36. Media Engine Frequency (MHz), per tile
-i The interval (in seconds) to dump the device statistics to screen. Default value: 1 second.
-n Number of the device statistics dump to screen. The dump will never be ended if this parameter is not specified.
--rawdata Dump the required raw statistics to a file in background.
--start Start a new background task to dump the raw statistics to a file. The task ID and the generated file path are returned.
--stop Stop one active dump task.
--list List all the active dump tasks.
Usage example for dump command:
$ xpumcli dump -d 0 -m 0,1,2,3,4,5
Timestamp, DeviceId, GPU Utilization (%), GPU Power (W), GPU Frequency (MHz), GPU Core Temperature (Celsius Degree), GPU Memory Temperature (Celsius Degree), GPU Memory Utilization (%)

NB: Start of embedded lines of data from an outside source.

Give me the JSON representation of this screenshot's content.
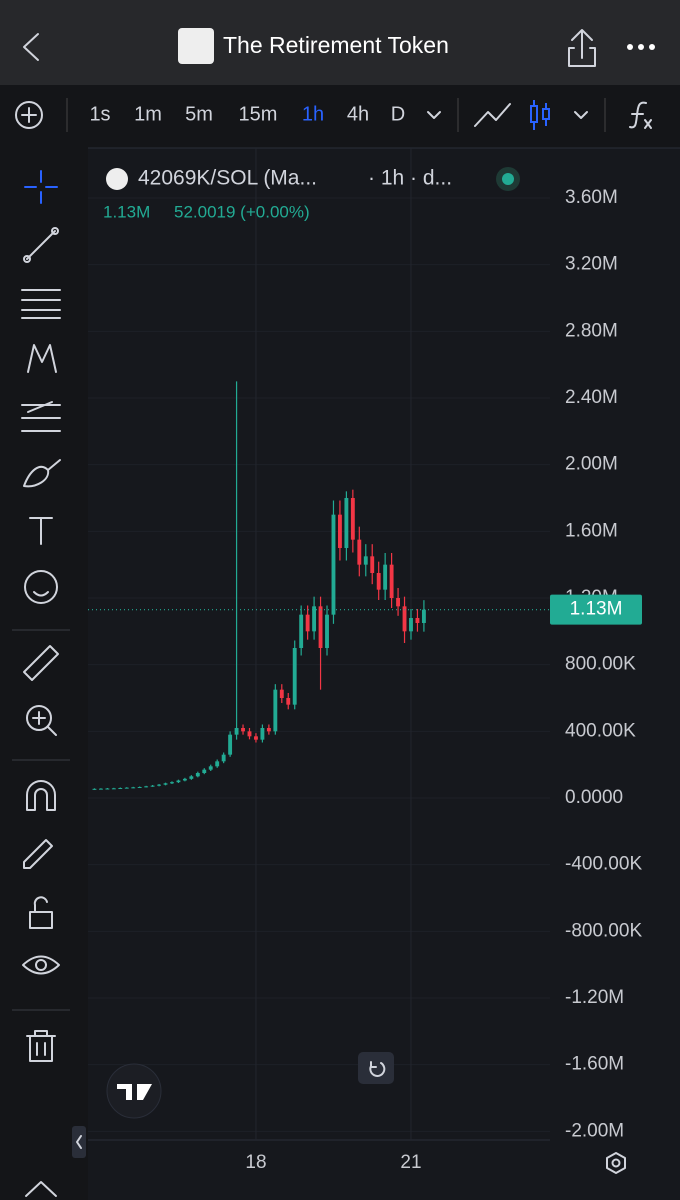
{
  "header": {
    "title": "The Retirement Token"
  },
  "toolbar": {
    "intervals": [
      "1s",
      "1m",
      "5m",
      "15m",
      "1h",
      "4h",
      "D"
    ],
    "active_interval": "1h"
  },
  "legend": {
    "symbol": "42069K/SOL (Ma...",
    "meta": "· 1h · d...",
    "last": "1.13M",
    "change": "52.0019 (+0.00%)"
  },
  "chart_data": {
    "type": "candlestick",
    "x": [
      14.875,
      15,
      15.125,
      15.25,
      15.375,
      15.5,
      15.625,
      15.75,
      15.875,
      16,
      16.125,
      16.25,
      16.375,
      16.5,
      16.625,
      16.75,
      16.875,
      17,
      17.125,
      17.25,
      17.375,
      17.5,
      17.625,
      17.75,
      17.875,
      18,
      18.125,
      18.25,
      18.375,
      18.5,
      18.625,
      18.75,
      18.875,
      19,
      19.125,
      19.25,
      19.375,
      19.5,
      19.625,
      19.75,
      19.875,
      20,
      20.125,
      20.25,
      20.375,
      20.5,
      20.625,
      20.75,
      20.875,
      21,
      21.125,
      21.25
    ],
    "open": [
      52000,
      55000,
      56000,
      57000,
      58000,
      60000,
      62000,
      64000,
      66000,
      70000,
      74000,
      80000,
      88000,
      95000,
      105000,
      115000,
      130000,
      150000,
      170000,
      190000,
      220000,
      260000,
      380000,
      420000,
      400000,
      370000,
      350000,
      420000,
      400000,
      650000,
      600000,
      560000,
      900000,
      1100000,
      1000000,
      1150000,
      900000,
      1100000,
      1700000,
      1500000,
      1800000,
      1550000,
      1400000,
      1450000,
      1350000,
      1250000,
      1400000,
      1200000,
      1150000,
      1000000,
      1080000,
      1050000
    ],
    "high": [
      58000,
      59000,
      60000,
      61000,
      63000,
      65000,
      67000,
      69000,
      73000,
      78000,
      84000,
      92000,
      100000,
      110000,
      121000,
      137000,
      158000,
      179000,
      200000,
      231000,
      273000,
      400000,
      2500000,
      441000,
      420000,
      389000,
      441000,
      441000,
      683000,
      683000,
      630000,
      945000,
      1155000,
      1155000,
      1208000,
      1208000,
      1155000,
      1785000,
      1785000,
      1840000,
      1850000,
      1628000,
      1523000,
      1523000,
      1418000,
      1470000,
      1470000,
      1260000,
      1208000,
      1134000,
      1134000,
      1187000
    ],
    "low": [
      49000,
      52000,
      53000,
      54000,
      55000,
      57000,
      59000,
      61000,
      63000,
      67000,
      70000,
      76000,
      84000,
      90000,
      100000,
      109000,
      124000,
      143000,
      162000,
      181000,
      209000,
      247000,
      350000,
      380000,
      352000,
      333000,
      333000,
      380000,
      380000,
      570000,
      532000,
      532000,
      855000,
      950000,
      950000,
      650000,
      855000,
      1045000,
      1425000,
      1425000,
      1473000,
      1330000,
      1330000,
      1283000,
      1188000,
      1188000,
      1140000,
      1093000,
      930000,
      950000,
      998000,
      998000
    ],
    "close": [
      55000,
      56000,
      57000,
      58000,
      60000,
      62000,
      64000,
      66000,
      70000,
      74000,
      80000,
      88000,
      95000,
      105000,
      115000,
      130000,
      150000,
      170000,
      190000,
      220000,
      260000,
      380000,
      420000,
      400000,
      370000,
      350000,
      420000,
      400000,
      650000,
      600000,
      560000,
      900000,
      1100000,
      1000000,
      1150000,
      900000,
      1100000,
      1700000,
      1500000,
      1800000,
      1550000,
      1400000,
      1450000,
      1350000,
      1250000,
      1400000,
      1200000,
      1150000,
      1000000,
      1080000,
      1050000,
      1130000
    ],
    "up_color": "#22ab94",
    "down_color": "#f23645",
    "xlim": [
      14.75,
      23.69
    ],
    "xticks": [
      18,
      21
    ],
    "ylim": [
      -2052000,
      3900000
    ],
    "yticks": [
      {
        "value": 3600000,
        "label": "3.60M"
      },
      {
        "value": 3200000,
        "label": "3.20M"
      },
      {
        "value": 2800000,
        "label": "2.80M"
      },
      {
        "value": 2400000,
        "label": "2.40M"
      },
      {
        "value": 2000000,
        "label": "2.00M"
      },
      {
        "value": 1600000,
        "label": "1.60M"
      },
      {
        "value": 1200000,
        "label": "1.20M"
      },
      {
        "value": 800000,
        "label": "800.00K"
      },
      {
        "value": 400000,
        "label": "400.00K"
      },
      {
        "value": 0,
        "label": "0.0000"
      },
      {
        "value": -400000,
        "label": "-400.00K"
      },
      {
        "value": -800000,
        "label": "-800.00K"
      },
      {
        "value": -1200000,
        "label": "-1.20M"
      },
      {
        "value": -1600000,
        "label": "-1.60M"
      },
      {
        "value": -2000000,
        "label": "-2.00M"
      }
    ],
    "price_line": {
      "value": 1130000,
      "label": "1.13M"
    },
    "grid": true
  }
}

11:01:41.000, 0, 0.00, 27.90, 0, 25.00, 21.00, 0.05
11:01:42.000, 0, 0.00, 28.87, 0, 24.50, 21.00, 0.05
11:01:43.000, 0, 0.00, 28.76, 0, 25.00, 21.00, 0.05
11:01:44.000, 0, 0.00, 28.77, 0, 24.00, 21.00, 0.05
11:01:45.000, 0, 0.00, 28.78, 0, 23.50, 21.00, 0.05
11:01:46.000, 0, 0.00, 28.84, 0, 24.00, 21.00, 0.05
11:01:47.000, 0, 0.00, 28.73, 0, 24.50, 21.00, 0.05
show_pvc_features
This script shows the current arrangement of nodes with PVCs composed over Liqid PCIe fabrics with and without Xe Link bridges. Note, there are now PVCs in both PCIe Gen4 and Gen5 fabrics. All nodes with Xe Link bridges are in Gen5 fabrics.
$ show_pvc_features
HOSTNAME AVAIL_FEATURES GRES STATE
ac010 gen4_fabric gpu:pvc:4 mixed
ac011 gen4_fabric gpu:pvc:4 mixed
ac012 gen4_fabric gpu:pvc:4 mixed
ac013 gen4_fabric gpu:pvc:4 mixed
ac023 gen4_fabric gpu:pvc:4 idle
ac024 gen4_fabric gpu:pvc:8 idle
ac025 gen4_fabric gpu:pvc:4 mixed
ac026 gen5_fabric gpu:pvc:6 reserved
ac030 gen5_fabric gpu:pvc:8 reserved
ac034 gen5_fabric gpu:pvc:4 reserved
ac039 gen5_fabric gpu:pvc:4 reserved
ac050 gen5_nonfabric gpu:pvc:2 mixed
ac051 gen5_nonfabric gpu:pvc:2 drained*
ac062 gen4_fabric gpu:pvc:4 mixed
ac068 gen4_fabric gpu:pvc:8 idle
ac078 gen4_fabric gpu:pvc:4 mixed
ac079 gen4_fabric gpu:pvc:4 mixed
ac081 gen5_fabric,xelink4 gpu:pvc:4 reserved
ac082 gen5_fabric,xelink2 gpu:pvc:2 reserved
ac083 gen5_fabric gpu:pvc:2 reserved
ac085 gen5_fabric,xelink4 gpu:pvc:4 reserved
ac086 gen5_fabric,xelink2 gpu:pvc:2 reserved
ac087 gen5_fabric,xelink2 gpu:pvc:2 reserved
ac089 gen5_fabric,xelink4 gpu:pvc:4 reserved
ac094 gen5_fabric,xelink2 gpu:pvc:2 reserved
ac095 gen5_fabric,xelink2 gpu:pvc:2 reserved
ac097 gen5_fabric,xelink2 gpu:pvc:2 reserved
ac099 gen5_fabric,xelink4 gpu:pvc:4 reserved
ac100 gen5_fabric,xelink2 gpu:pvc:2 allocated
ac101 gen5_fabric gpu:pvc:4 reserved
ac102 gen5_fabric gpu:pvc:4 reserved
ac103 gen5_fabric,xelink2 gpu:pvc:2 idle
This script shows the current arrangement of nodes with PVCs composed over Liqid PCIe fabrics with and without Xe Link bridges.
Note, there are now PVCs in both PCIe Gen4 and Gen5 fabrics. All nodes with Xe Link bridges are in Gen5 fabrics.
Use the --constraint=xelink2 or --constraint=xelink4 sbatch option to request a node with a 2-way or 4-way Xe Link bridge.